28.02.2012

Zur Frage der Sittenwidrigkeit einer Treuhandabrede

Soll das Vermögen des Treugebers (hier: ein Sparguthaben) vor dem Sozialleistungsträger verheimlichen werden, obwohl der Treugeber nach objektiver Rechtslage gar nicht verpflichtet ist, den Betrag anzuzeigen, bewirkt dies keine Sittenwidrigkeit der Treuhandabrede. Wesentlich für die Anwendung des § 138 Abs. 1 BGB ist es, dass das Rechtsgeschäft seinem Gesamtcharakter nach sittenwidrig ist.

BGH 2.2.2012, III ZR 60/11
Der Sachverhalt:
Der Beklagte war der Lebensgefährte der im Jahr 2008 verstorbenen Großmutter des Klägers, die u.a. von diesem beerbt wurde. Sie hatte im Jahr 2006 ein Sparkonto bei einer Bank eingerichtet, worüber der Kläger nach ihrem Tod verfügen sollte, ohne dass das Sparguthaben in den Nachlass fiel. Die schenkweise Zuwendung seiner Großmutter hatte der Kläger im Zeitpunkt des Vertragsschlusses angenommen. Das Sparkonto wies beim Tod der Großmutter ein Guthaben von rund 10.767 € auf.

Der körperbehinderte Kläger absolvierte im Jahr 2006 eine behindertengerechte kaufmännische Ausbildung und erhielt während dieser Zeit von der BfA Leistungen nach dem SGB III und IX. Mit Rücksicht auf den Bezug der Sozialleistungen und die mögliche Pflicht, ein an den Kläger ausgezahltes Sparguthaben anzeigen zu müssen, ließen die Parteien das für den Kläger bestimmte Guthaben auf ein Konto des Beklagten überweisen und vereinbarten, dass dieser zu einer Verfügung hierüber nicht berechtigt sein sollte.

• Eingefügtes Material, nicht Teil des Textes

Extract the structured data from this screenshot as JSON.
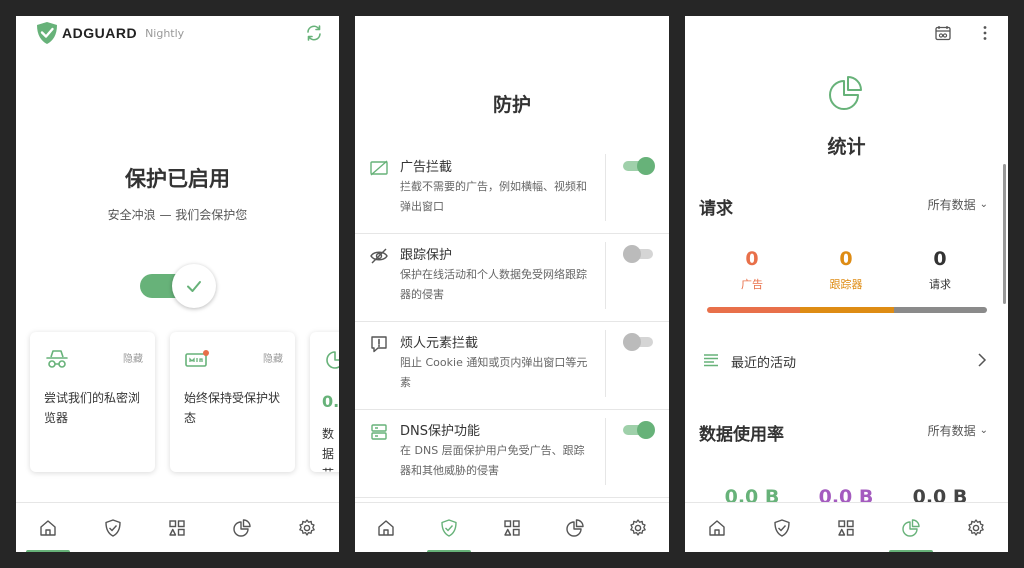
{
  "home": {
    "brand_name": "ADGUARD",
    "brand_tag": "Nightly",
    "title": "保护已启用",
    "subtitle": "安全冲浪 — 我们会保护您",
    "cards": [
      {
        "hide": "隐藏",
        "text": "尝试我们的私密浏览器"
      },
      {
        "hide": "隐藏",
        "text": "始终保持受保护状态"
      }
    ],
    "card3": {
      "value": "0.",
      "text": "数据节省"
    }
  },
  "protection": {
    "title": "防护",
    "items": [
      {
        "title": "广告拦截",
        "desc": "拦截不需要的广告，例如横幅、视频和弹出窗口",
        "enabled": true
      },
      {
        "title": "跟踪保护",
        "desc": "保护在线活动和个人数据免受网络跟踪器的侵害",
        "enabled": false
      },
      {
        "title": "烦人元素拦截",
        "desc": "阻止 Cookie 通知或页内弹出窗口等元素",
        "enabled": false
      },
      {
        "title": "DNS保护功能",
        "desc": "在 DNS 层面保护用户免受广告、跟踪器和其他威胁的侵害",
        "enabled": true
      }
    ]
  },
  "stats": {
    "title": "统计",
    "requests_section": "请求",
    "filter_label": "所有数据",
    "counters": [
      {
        "value": "0",
        "label": "广告",
        "color": "#e8704a"
      },
      {
        "value": "0",
        "label": "跟踪器",
        "color": "#de8c14"
      },
      {
        "value": "0",
        "label": "请求",
        "color": "#333333"
      }
    ],
    "recent_activity": "最近的活动",
    "data_usage_section": "数据使用率",
    "data_filter_label": "所有数据",
    "data_values": [
      {
        "value": "0.0 B",
        "color": "#67b279"
      },
      {
        "value": "0.0 B",
        "color": "#a45bbf"
      },
      {
        "value": "0.0 B",
        "color": "#444444"
      }
    ]
  },
  "colors": {
    "accent": "#67b279",
    "ads_bar": "#e8704a",
    "trackers_bar": "#de8c14",
    "requests_bar": "#8a8a8a"
  },
  "nav_icons": [
    "home-icon",
    "shield-icon",
    "apps-icon",
    "statistics-icon",
    "settings-icon"
  ]
}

Mit der Klage begehrte der Kläger unter Berücksichtigung der vom Beklagten verauslagten Beerdigungskosten die Auskehrung des Restbetrags von 3.881 €. Der Beklagte erklärte hiergegen die Aufrechnung mit verschiedenen, gegen die Erben seiner Lebensgefährtin gerichteten Gegenforderungen.

AG und LG gaben der Klage statt. Die hiergegen zugelassene Revision des Beklagten blieb vor dem BGH erfolglos.

Die Gründe:
Zu Recht hatten die Vorinstanzen in der Abrede der Parteien eine Treuhandvereinbarung gesehen, die den Beklagten nach § 667 BGB verpflichte, den nach zugestandener Verrechnung der Beerdigungskosten verbleibenden Restbetrag des Guthabens an den Kläger auszuzahlen.

Die Treuhandvereinbarung war nicht sittenwidrig, da der Kläger nach der objektiven Rechtslage nicht verpflichtet gewesen war, den geschenkten Geldbetrag gegenüber der BfA anzuzeigen. Wesentlich für die Anwendung des § 138 Abs. 1 BGB ist es, dass das Rechtsgeschäft seinem Gesamtcharakter nach sittenwidrig ist; eine sittlich zu beanstandende Gesinnung der einen oder beider Vertragsparteien genügt hierfür in der Regel nicht.

Richtig war auch die Versagung der Aufrechnung des Beklagten mit möglichen Ansprüchen gegen den Kläger als Miterben. Zwar besteht selbst bei einem wirksamen Treuhandverhältnis kein generelles Aufrechnungsverbot für den uneigennützigen Treuhänder hinsichtlich aller Gegenforderungen, die auf einem anderen Rechtsgrund beruhen (vgl. BGH-Urt. v. 4.3.1993, Az.: IX ZR 151/92). Dass das Berufungsgericht trotzdem ein Aufrechnungsverbot angenommen hatte, beruhte indes auf einer vertretbaren Würdigung der von ihm festgestellten Umstände. Dabei war vor allem hervorzuheben, dass die Treuhandabrede mit keinen Nachteilen für den beteiligten Sozialleistungsträger verbunden war.

Außerdem war es dem Beklagten als Treuhänder auch zumutbar, sich den Interessen des Klägers an der vorbehaltlosen Durchführung der Vereinbarung unterzuordnen. Schließlich hatte er gleichsinnig mit ihm zusammengewirkt und keine Bedenken gehabt, auf Vorschlag eines Mitarbeiters der Bank das Sparguthaben auf sein eigenes Konto einzahlen zu lassen. Es fehlte daher an einer inneren Rechtfertigung, ihm im Verhältnis zum Kläger eine Aufrechnung mit Gegenforderungen zu gestatten, die nicht aus dem Treuhandverhältnis herrühren.